Want a word of legal advice to make sure that you are establishing expectations from the first moment your couples hire you? Annette Stepanian of Your Legal BFF has shared her thoughts with us to help you make sure you can say no.
“One of the goals of contract drafting is to anticipate potential risks and address those issues in the contract before a conflict arises. In our current environment, it can be quite challenging to do so as the circumstances and laws related to the pandemic continue to change. As new laws and guidelines are established to address the evolving situation, a service provider may consider including clauses in its service agreements reiterating the parties’ obligation to comply with relevant laws as well as a service provider’s right to a safe and healthy working environment. Having these issues addressed in the contract may help support a service provider’s position not to perform if the circumstances are in conflict with relevant laws/guidelines.”
How to say “no” when a couple decides to cancel their wedding and they want their deposit back
In the past year many wedding pros have not just been forced to have hard conversations with clients but to make really difficult decisions. And, one of the hardest “no’s” that has been said is in regards to returning deposits. So, if one of your clients makes this request and you need to decline it, here are some words to share in this hardest of conversations:
Preparing for a wedding starts long before the wedding date so my deposits are structured to cover that time and expertise. I am truly sorry that you are no longer able to move forward with your wedding as planned. As stated in my contract, deposits are non-refundable.

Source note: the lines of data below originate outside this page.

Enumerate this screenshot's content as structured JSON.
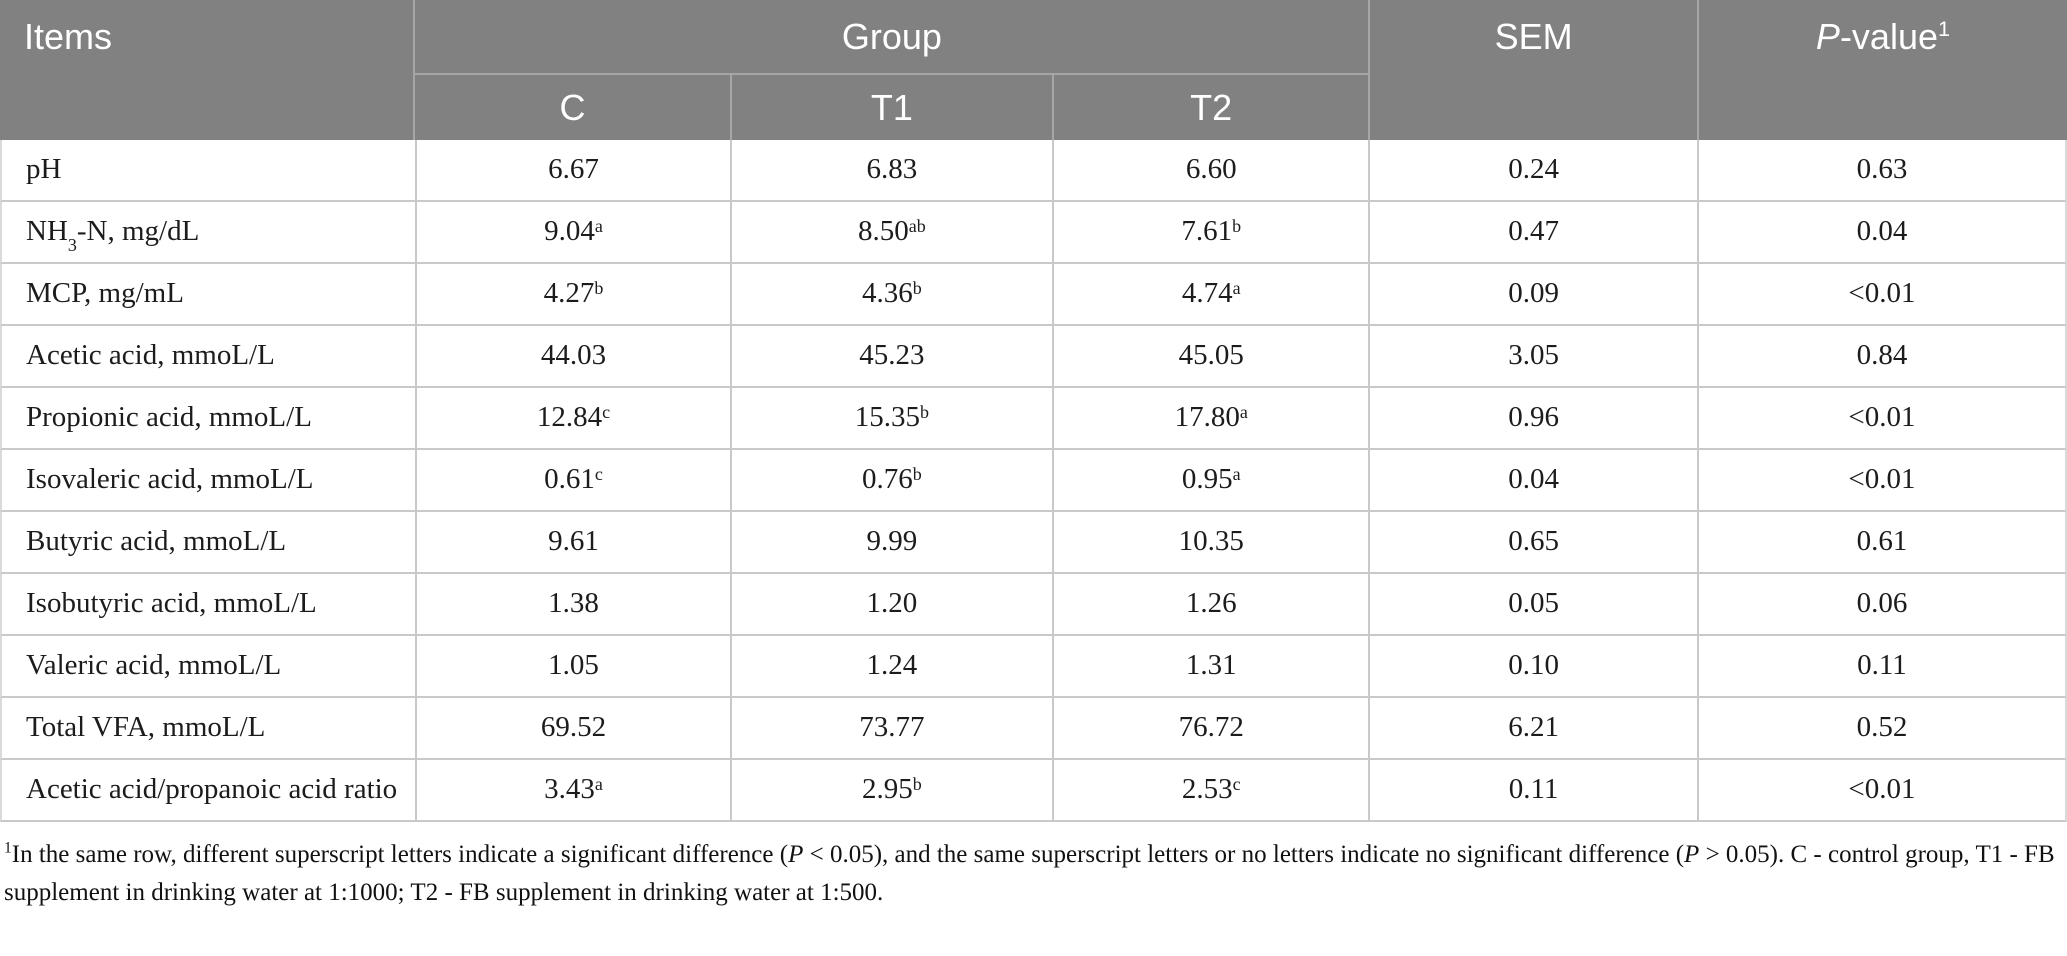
{
  "table": {
    "header": {
      "items_label": "Items",
      "group_label": "Group",
      "subgroups": [
        "C",
        "T1",
        "T2"
      ],
      "sem_label": "SEM",
      "pvalue_label": "*P*-value{1}"
    },
    "column_keys": [
      "c",
      "t1",
      "t2",
      "sem",
      "p"
    ],
    "rows": [
      {
        "item": "pH",
        "c": "6.67",
        "t1": "6.83",
        "t2": "6.60",
        "sem": "0.24",
        "p": "0.63"
      },
      {
        "item": "NH~3~-N, mg/dL",
        "c": "9.04{a}",
        "t1": "8.50{ab}",
        "t2": "7.61{b}",
        "sem": "0.47",
        "p": "0.04"
      },
      {
        "item": "MCP, mg/mL",
        "c": "4.27{b}",
        "t1": "4.36{b}",
        "t2": "4.74{a}",
        "sem": "0.09",
        "p": "<0.01"
      },
      {
        "item": "Acetic acid, mmoL/L",
        "c": "44.03",
        "t1": "45.23",
        "t2": "45.05",
        "sem": "3.05",
        "p": "0.84"
      },
      {
        "item": "Propionic acid, mmoL/L",
        "c": "12.84{c}",
        "t1": "15.35{b}",
        "t2": "17.80{a}",
        "sem": "0.96",
        "p": "<0.01"
      },
      {
        "item": "Isovaleric acid, mmoL/L",
        "c": "0.61{c}",
        "t1": "0.76{b}",
        "t2": "0.95{a}",
        "sem": "0.04",
        "p": "<0.01"
      },
      {
        "item": "Butyric acid, mmoL/L",
        "c": "9.61",
        "t1": "9.99",
        "t2": "10.35",
        "sem": "0.65",
        "p": "0.61"
      },
      {
        "item": "Isobutyric acid, mmoL/L",
        "c": "1.38",
        "t1": "1.20",
        "t2": "1.26",
        "sem": "0.05",
        "p": "0.06"
      },
      {
        "item": "Valeric acid, mmoL/L",
        "c": "1.05",
        "t1": "1.24",
        "t2": "1.31",
        "sem": "0.10",
        "p": "0.11"
      },
      {
        "item": "Total VFA, mmoL/L",
        "c": "69.52",
        "t1": "73.77",
        "t2": "76.72",
        "sem": "6.21",
        "p": "0.52"
      },
      {
        "item": "Acetic acid/propanoic acid ratio",
        "c": "3.43{a}",
        "t1": "2.95{b}",
        "t2": "2.53{c}",
        "sem": "0.11",
        "p": "<0.01"
      }
    ],
    "footnote": "{1}In the same row, different superscript letters indicate a significant difference (*P* < 0.05), and the same superscript letters or no letters indicate no significant difference (*P* > 0.05). C - control group, T1 - FB supplement in drinking water at 1:1000; T2 - FB supplement in drinking water at 1:500.",
    "colors": {
      "header_bg": "#818181",
      "header_text": "#ffffff",
      "header_divider": "#a6a6a6",
      "grid_line": "#c9c9c9",
      "body_text": "#1c1c1c"
    }
  }
}
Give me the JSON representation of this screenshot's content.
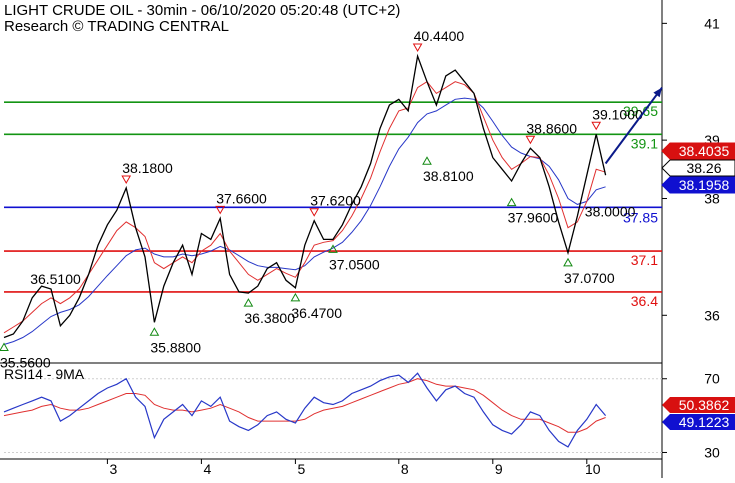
{
  "header": {
    "title": "LIGHT CRUDE OIL - 30min - 06/10/2020 05:20:48 (UTC+2)",
    "subtitle": "Research © TRADING CENTRAL"
  },
  "rsi_panel": {
    "title": "RSI14 - 9MA"
  },
  "colors": {
    "price": "#000000",
    "ma_fast": "#e03030",
    "ma_slow": "#2838c8",
    "resistance": "#139413",
    "pivot": "#1010d0",
    "support": "#e01010",
    "arrow": "#0b1a8a",
    "axis": "#000000",
    "grid": "#cfcfcf"
  },
  "chart_data": [
    {
      "type": "line",
      "title": "LIGHT CRUDE OIL - 30min",
      "y_ticks": [
        "41",
        "39",
        "38",
        "36"
      ],
      "x_ticks": [
        "3",
        "4",
        "5",
        "8",
        "9",
        "10"
      ],
      "ylim": [
        35.2,
        41.4
      ],
      "series": [
        {
          "name": "",
          "x": [
            0,
            1,
            2,
            3,
            4,
            5,
            6,
            7,
            8,
            9,
            10,
            11,
            12,
            13,
            14,
            15,
            16,
            17,
            18,
            19,
            20,
            21,
            22,
            23,
            24,
            25,
            26,
            27,
            28,
            29,
            30,
            31,
            32,
            33,
            34,
            35,
            36,
            37,
            38,
            39,
            40,
            41,
            42,
            43,
            44,
            45,
            46,
            47,
            48,
            49,
            50,
            51,
            52,
            53,
            54,
            55,
            56,
            57,
            58,
            59,
            60,
            61,
            62,
            63,
            64
          ],
          "values": [
            35.62,
            35.68,
            35.9,
            36.3,
            36.5,
            36.45,
            35.82,
            36.0,
            36.3,
            36.7,
            37.2,
            37.55,
            37.8,
            38.18,
            37.5,
            37.0,
            35.88,
            36.5,
            36.9,
            37.2,
            36.7,
            37.4,
            37.3,
            37.66,
            36.7,
            36.4,
            36.38,
            36.5,
            36.8,
            36.9,
            36.6,
            36.47,
            37.2,
            37.62,
            37.3,
            37.3,
            37.55,
            37.9,
            38.2,
            38.6,
            39.2,
            39.6,
            39.7,
            39.5,
            40.44,
            40.0,
            39.6,
            40.1,
            40.2,
            40.0,
            39.8,
            39.2,
            38.7,
            38.5,
            38.3,
            38.6,
            38.86,
            38.7,
            38.2,
            37.6,
            37.07,
            37.7,
            38.4,
            39.1,
            38.4
          ]
        },
        {
          "name": "",
          "values": [
            35.7,
            35.8,
            35.9,
            36.05,
            36.2,
            36.3,
            36.2,
            36.3,
            36.45,
            36.7,
            36.95,
            37.2,
            37.45,
            37.6,
            37.5,
            37.35,
            36.9,
            36.8,
            36.9,
            37.0,
            36.9,
            37.1,
            37.2,
            37.4,
            37.1,
            36.9,
            36.7,
            36.6,
            36.7,
            36.8,
            36.72,
            36.65,
            36.9,
            37.2,
            37.25,
            37.28,
            37.45,
            37.7,
            38.0,
            38.35,
            38.8,
            39.2,
            39.5,
            39.55,
            39.9,
            40.0,
            39.8,
            39.9,
            40.0,
            39.95,
            39.8,
            39.4,
            39.0,
            38.7,
            38.5,
            38.6,
            38.72,
            38.7,
            38.4,
            38.0,
            37.5,
            37.6,
            37.95,
            38.5,
            38.45
          ]
        },
        {
          "name": "",
          "values": [
            35.5,
            35.55,
            35.62,
            35.72,
            35.85,
            35.98,
            36.05,
            36.1,
            36.18,
            36.32,
            36.5,
            36.68,
            36.85,
            37.02,
            37.12,
            37.15,
            37.05,
            37.0,
            37.0,
            37.05,
            37.02,
            37.05,
            37.1,
            37.18,
            37.12,
            37.02,
            36.92,
            36.85,
            36.82,
            36.82,
            36.8,
            36.78,
            36.85,
            37.0,
            37.08,
            37.15,
            37.25,
            37.42,
            37.62,
            37.88,
            38.2,
            38.55,
            38.85,
            39.05,
            39.3,
            39.45,
            39.5,
            39.6,
            39.7,
            39.72,
            39.7,
            39.55,
            39.32,
            39.08,
            38.88,
            38.78,
            38.72,
            38.68,
            38.55,
            38.32,
            38.0,
            37.9,
            37.95,
            38.15,
            38.2
          ]
        }
      ],
      "levels": [
        {
          "value": "39.65",
          "kind": "resistance"
        },
        {
          "value": "39.1",
          "kind": "resistance"
        },
        {
          "value": "37.85",
          "kind": "pivot"
        },
        {
          "value": "37.1",
          "kind": "support"
        },
        {
          "value": "36.4",
          "kind": "support"
        }
      ],
      "last_price_badges": [
        {
          "value": "38.4035",
          "kind": "fast"
        },
        {
          "value": "38.26",
          "kind": "last"
        },
        {
          "value": "38.1958",
          "kind": "slow"
        }
      ],
      "annotations": [
        {
          "text": "36.5100",
          "x": 3,
          "y": 36.5,
          "marker": "none"
        },
        {
          "text": "35.5600",
          "x": 0,
          "y": 35.62,
          "marker": "up"
        },
        {
          "text": "38.1800",
          "x": 13,
          "y": 38.18,
          "marker": "down"
        },
        {
          "text": "35.8800",
          "x": 16,
          "y": 35.88,
          "marker": "up"
        },
        {
          "text": "37.6600",
          "x": 23,
          "y": 37.66,
          "marker": "down"
        },
        {
          "text": "36.3800",
          "x": 26,
          "y": 36.38,
          "marker": "up"
        },
        {
          "text": "36.4700",
          "x": 31,
          "y": 36.47,
          "marker": "up"
        },
        {
          "text": "37.6200",
          "x": 33,
          "y": 37.62,
          "marker": "down"
        },
        {
          "text": "37.0500",
          "x": 35,
          "y": 37.3,
          "marker": "up"
        },
        {
          "text": "40.4400",
          "x": 44,
          "y": 40.44,
          "marker": "down"
        },
        {
          "text": "38.8100",
          "x": 45,
          "y": 38.81,
          "marker": "up"
        },
        {
          "text": "38.8600",
          "x": 56,
          "y": 38.86,
          "marker": "down"
        },
        {
          "text": "37.9600",
          "x": 54,
          "y": 38.1,
          "marker": "up"
        },
        {
          "text": "37.0700",
          "x": 60,
          "y": 37.07,
          "marker": "up"
        },
        {
          "text": "39.1000",
          "x": 63,
          "y": 39.1,
          "marker": "down"
        },
        {
          "text": "38.0000",
          "x": 62,
          "y": 38.0,
          "marker": "none"
        }
      ],
      "forecast_arrow": {
        "from": [
          64,
          38.6
        ],
        "to": [
          70,
          39.9
        ]
      }
    },
    {
      "type": "line",
      "title": "RSI14 - 9MA",
      "y_ticks": [
        "70",
        "30"
      ],
      "ylim": [
        27,
        78
      ],
      "series": [
        {
          "name": "",
          "values": [
            52,
            54,
            56,
            58,
            60,
            58,
            47,
            50,
            54,
            58,
            62,
            65,
            67,
            70,
            60,
            55,
            38,
            48,
            52,
            56,
            50,
            58,
            55,
            60,
            47,
            44,
            42,
            45,
            50,
            52,
            48,
            46,
            54,
            60,
            57,
            56,
            58,
            62,
            64,
            66,
            69,
            71,
            72,
            68,
            73,
            65,
            58,
            64,
            66,
            62,
            60,
            52,
            45,
            42,
            40,
            45,
            52,
            50,
            42,
            36,
            33,
            42,
            48,
            56,
            50
          ]
        },
        {
          "name": "",
          "values": [
            50,
            51,
            52,
            53,
            55,
            56,
            54,
            53,
            53,
            54,
            56,
            58,
            60,
            62,
            62,
            61,
            56,
            54,
            53,
            53,
            52,
            53,
            54,
            56,
            54,
            52,
            49,
            47,
            47,
            47,
            47,
            47,
            48,
            51,
            53,
            54,
            55,
            57,
            59,
            61,
            63,
            65,
            67,
            68,
            70,
            69,
            67,
            66,
            66,
            65,
            64,
            61,
            57,
            53,
            50,
            48,
            48,
            48,
            46,
            44,
            41,
            41,
            43,
            47,
            49
          ]
        }
      ],
      "current_values": [
        {
          "value": "50.3862",
          "kind": "ma"
        },
        {
          "value": "49.1223",
          "kind": "rsi"
        }
      ]
    }
  ]
}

“Dealing with requests for refunds and contract terminations are never fun. This is when having a thoughtfully drafted contract can be very helpful as the parties will need to refer to the language regarding contract termination and the corresponding obligations to address a client’s request to terminate the contract. Things like: Does the contract address the circumstances under which a party can terminate the contract and any obligations that must be met upon termination? Does the contract allow the parties to terminate the contract at any time, or does it require that the terminating party notify the other party in advance of its decision to terminate the contract? If so, how much advance notice is required? Upon termination, do the parties have specific obligations they need to uphold? Does the contract address how the service provider can terminate the contract? Or does it only address how a client can terminate? If you haven’t already done so, revisit the termination policy in the contract to determine if it adequately addresses how contract terminations will be handled.” – Annette Stepanian
Saying no is always difficult, especially when you have to say it to the couples you work so hard for. But, in the end, it is important for you to maintain your boundaries, ensure your safety, and abide by the law.